Data Retention Policies
Conversation Data
Moltbot retains conversation context in active sessions. Sessions remain active until explicitly cleared by the user or until a configured timeout expires. There is no indefinite retention of conversation content on the platform side.
On Finna, you can manage session retention through the dashboard. Clear individual sessions, reset all sessions, or configure automatic session expiration.
Audit Logs
Finna retains audit logs (who did what and when) for seven years to meet SOC2 and ISO 27001 requirements. These logs contain metadata about actions taken (gateway created, configuration changed, user authenticated) but do not contain conversation content.
Backups
Understand your backup situation. Database backups may contain snapshots of data that has been "deleted" from the live system. Finna uses Neon PostgreSQL, which provides point-in-time recovery. Discuss backup retention periods and encryption with your provider if this is a concern.
Auditing Your AI Assistant's Data
What to Check
Periodically audit what data your AI assistant stores and processes:
- Active sessions: Review what conversation context is currently stored. Clear sessions you no longer need.
- Stored files: Check the workspace directory for files the assistant has created. Delete anything that contains sensitive information and is no longer needed.
- Channel connections: Review which messaging channels are connected. Disconnect channels you no longer use.

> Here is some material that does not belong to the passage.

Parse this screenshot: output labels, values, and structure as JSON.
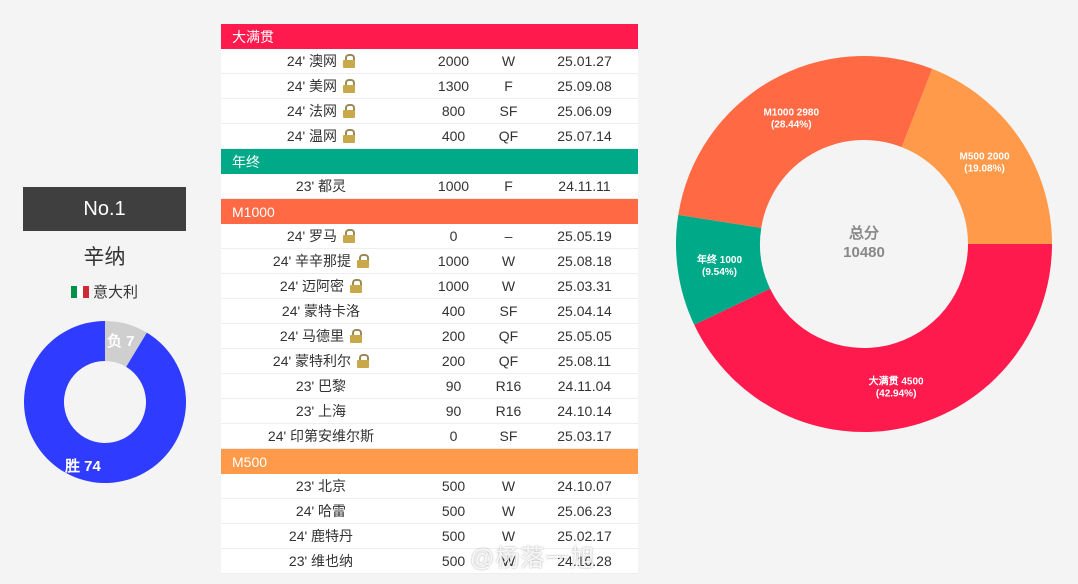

- API keys: Verify which API keys are configured. Remove keys for services you no longer use.
- Audit logs: Review recent activity for any unexpected access patterns.
Setting Up a Privacy Routine
Establish a regular privacy maintenance routine:
- Weekly: Clear old conversation sessions
- Monthly: Review connected channels and stored files
- Quarterly: Rotate API keys, review model provider data policies, check audit logs for anomalies
Practical Privacy Recommendations
For Personal Use
- Choose messaging channels with strong native privacy (Signal, WhatsApp with E2E encryption)
- Use a model provider with clear no-training policies on API data
- Clear sessions regularly
- Do not share information you would not want a third party to see, even briefly
For Business Use
- Deploy on Finna or self-host for tenant isolation
- Use per-tenant encryption for API keys and credentials
- Enable audit logging for compliance
- Establish data classification policies - define what types of information are appropriate for AI assistant processing
- Review model provider data processing agreements annually
- Train team members on responsible AI assistant usage
For Regulated Industries
- Verify that your model provider's data handling meets your regulatory requirements
- Use encryption at rest and in transit at every layer
- Implement data retention policies aligned with your compliance framework
- Maintain comprehensive audit logs
- Consider providers that offer zero-retention API access for sensitive workloads
The Privacy Spectrum
Perfect privacy with AI assistants is not possible if you want useful functionality. The assistant needs to see your messages to respond to them, and language model inference requires sending data to a model provider. The question is not whether data flows to third parties but how much control you have over that flow.
The spectrum runs from centralized services (least control) through managed platforms like Finna (moderate control with isolation) to fully self-hosted with local models (maximum control, maximum effort).
Choose the point on this spectrum that matches your actual needs. Most people and organizations find that the managed model - strong isolation, encrypted storage, clear data policies, and no operational burden - hits the right balance between privacy and practicality.
What matters most is making an informed choice rather than a default one. Now you have the information to do exactly that.